2. Memenuhi syarat prosedural

Sebelum kerjasama dilakukan, maka berbagai tahap dan prosedur harus terlebih dahulu dilalui, baik oleh perbankan maupun oleh usahawan kecil. Untuk kepentingan ini perbankan telah memiliki sistem dan prosedur yang dapat saja disesuaikan culture bisnis para usahawan kecil, sehingga dalam perjalanannya tidak saling menyalahkan bila terjadi permasalahan.
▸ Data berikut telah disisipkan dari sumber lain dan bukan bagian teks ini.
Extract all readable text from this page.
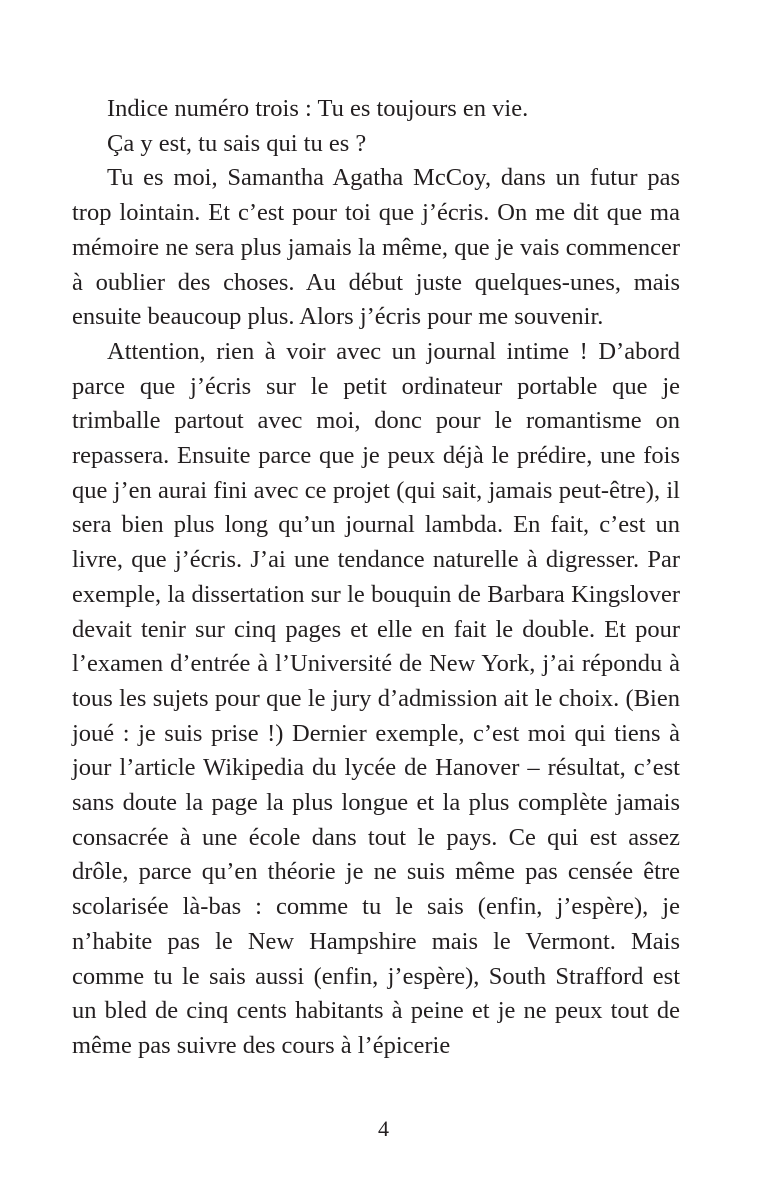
Indice numéro trois : Tu es toujours en vie.

Ça y est, tu sais qui tu es ?

Tu es moi, Samantha Agatha McCoy, dans un futur pas trop lointain. Et c’est pour toi que j’écris. On me dit que ma mémoire ne sera plus jamais la même, que je vais commencer à oublier des choses. Au début juste quelques-unes, mais ensuite beaucoup plus. Alors j’écris pour me souvenir.

Attention, rien à voir avec un journal intime ! D’abord parce que j’écris sur le petit ordinateur portable que je trimballe partout avec moi, donc pour le romantisme on repassera. Ensuite parce que je peux déjà le prédire, une fois que j’en aurai fini avec ce projet (qui sait, jamais peut-être), il sera bien plus long qu’un journal lambda. En fait, c’est un livre, que j’écris. J’ai une tendance naturelle à digresser. Par exemple, la dissertation sur le bouquin de Barbara Kingslover devait tenir sur cinq pages et elle en fait le double. Et pour l’examen d’entrée à l’Université de New York, j’ai répondu à tous les sujets pour que le jury d’admission ait le choix. (Bien joué : je suis prise !) Dernier exemple, c’est moi qui tiens à jour l’article Wikipedia du lycée de Hanover – résultat, c’est sans doute la page la plus longue et la plus complète jamais consacrée à une école dans tout le pays. Ce qui est assez drôle, parce qu’en théorie je ne suis même pas censée être scolarisée là-bas : comme tu le sais (enfin, j’espère), je n’habite pas le New Hampshire mais le Vermont. Mais comme tu le sais aussi (enfin, j’espère), South Strafford est un bled de cinq cents habitants à peine et je ne peux tout de même pas suivre des cours à l’épicerie

4
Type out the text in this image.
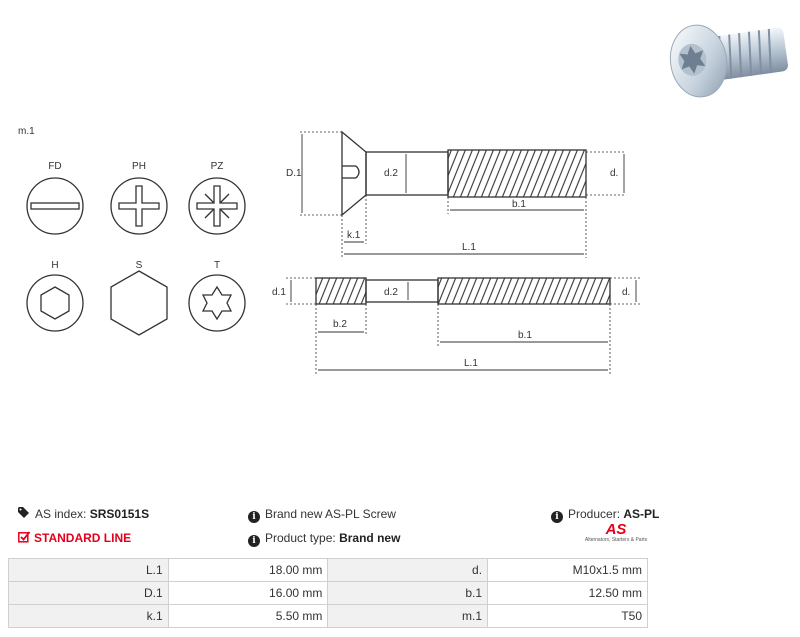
m.1
FD	PH	PZ
H	S	T
D.1	d.2	d.
k.1
b.1
L.1
d.1	d.2	d.
b.2
b.1
L.1
AS index: SRS0151S
STANDARD LINE
i Brand new AS-PL Screw
i Product type: Brand new
i Producer: AS-PL
AS
Alternators, Starters & Parts
L.1	18.00 mm	d.	M10x1.5 mm
D.1	16.00 mm	b.1	12.50 mm
k.1	5.50 mm	m.1	T50
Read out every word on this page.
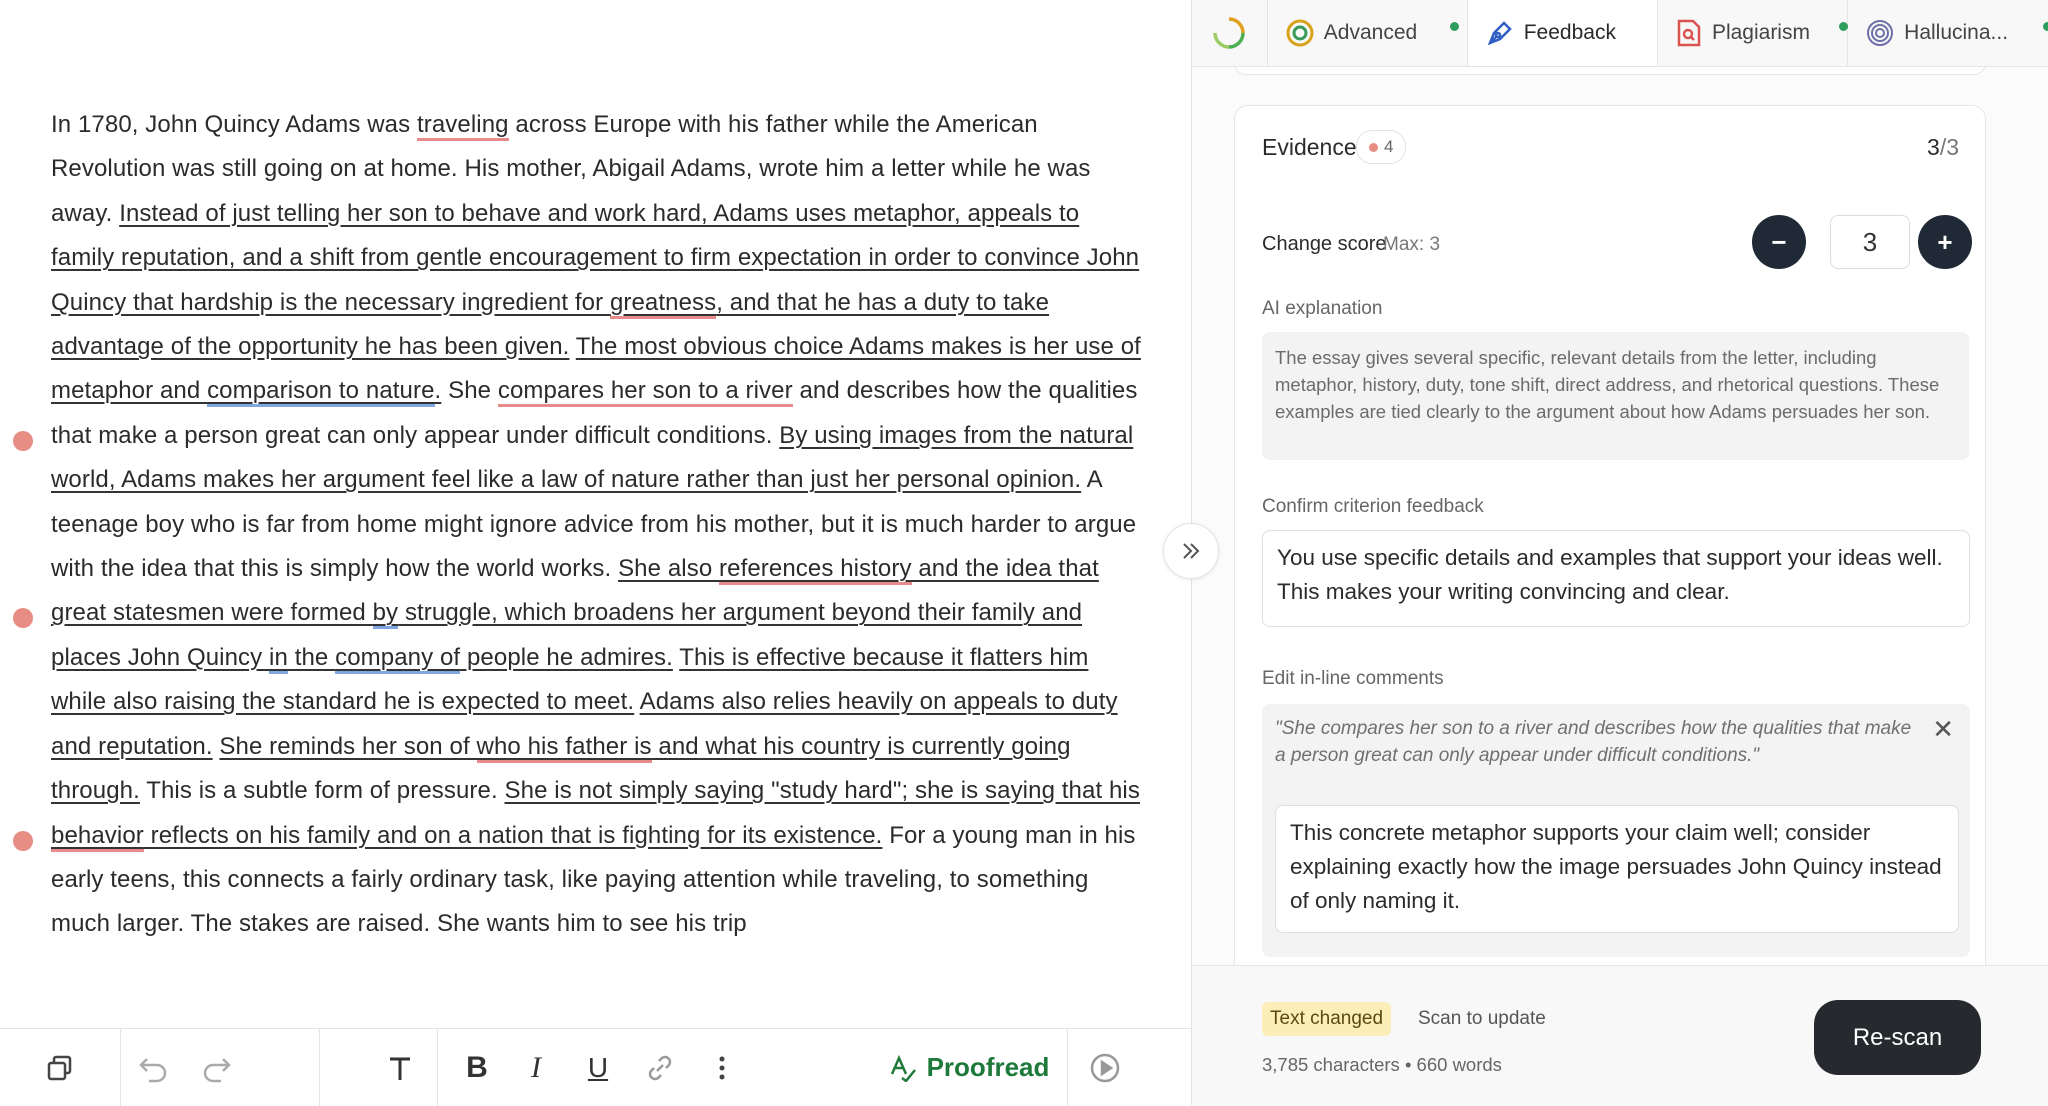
In 1780, John Quincy Adams was traveling across Europe with his father while the American Revolution was still going on at home. His mother, Abigail Adams, wrote him a letter while he was away. Instead of just telling her son to behave and work hard, Adams uses metaphor, appeals to family reputation, and a shift from gentle encouragement to firm expectation in order to convince John Quincy that hardship is the necessary ingredient for greatness, and that he has a duty to take advantage of the opportunity he has been given. The most obvious choice Adams makes is her use of metaphor and comparison to nature. She compares her son to a river and describes how the qualities that make a person great can only appear under difficult conditions. By using images from the natural world, Adams makes her argument feel like a law of nature rather than just her personal opinion. A teenage boy who is far from home might ignore advice from his mother, but it is much harder to argue with the idea that this is simply how the world works. She also references history and the idea that great statesmen were formed by struggle, which broadens her argument beyond their family and places John Quincy in the company of people he admires. This is effective because it flatters him while also raising the standard he is expected to meet. Adams also relies heavily on appeals to duty and reputation. She reminds her son of who his father is and what his country is currently going through. This is a subtle form of pressure. She is not simply saying "study hard"; she is saying that his behavior reflects on his family and on a nation that is fighting for its existence. For a young man in his early teens, this connects a fairly ordinary task, like paying attention while traveling, to something much larger. The stakes are raised. She wants him to see his trip

B	I	U	Proofread
Advanced	Feedback	Plagiarism	Hallucina...
Evidence 4	3/3
Change score
Max: 3	−	3	+
AI explanation
The essay gives several specific, relevant details from the letter, including metaphor, history, duty, tone shift, direct address, and rhetorical questions. These examples are tied clearly to the argument about how Adams persuades her son.
Confirm criterion feedback
You use specific details and examples that support your ideas well. This makes your writing convincing and clear.
Edit in-line comments
"She compares her son to a river and describes how the qualities that make a person great can only appear under difficult conditions."
✕
This concrete metaphor supports your claim well; consider explaining exactly how the image persuades John Quincy instead of only naming it.
Text changed	Scan to update
3,785 characters • 660 words
Re-scan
3. Memenuhi syarat teknis perbankan

Sebagaimana lazimnya suatu pemberian fasilitas kredit oleh Bank kepada calon debiturnya, maka perbankan sebelumnya melakukan kerjasama dengan usahawan kecil seperti pemberian kredit, terlebih dahulu dilakukan analisa kredit secara cermat dan mendalam terhadap berbagai aspek yang melingkupinya.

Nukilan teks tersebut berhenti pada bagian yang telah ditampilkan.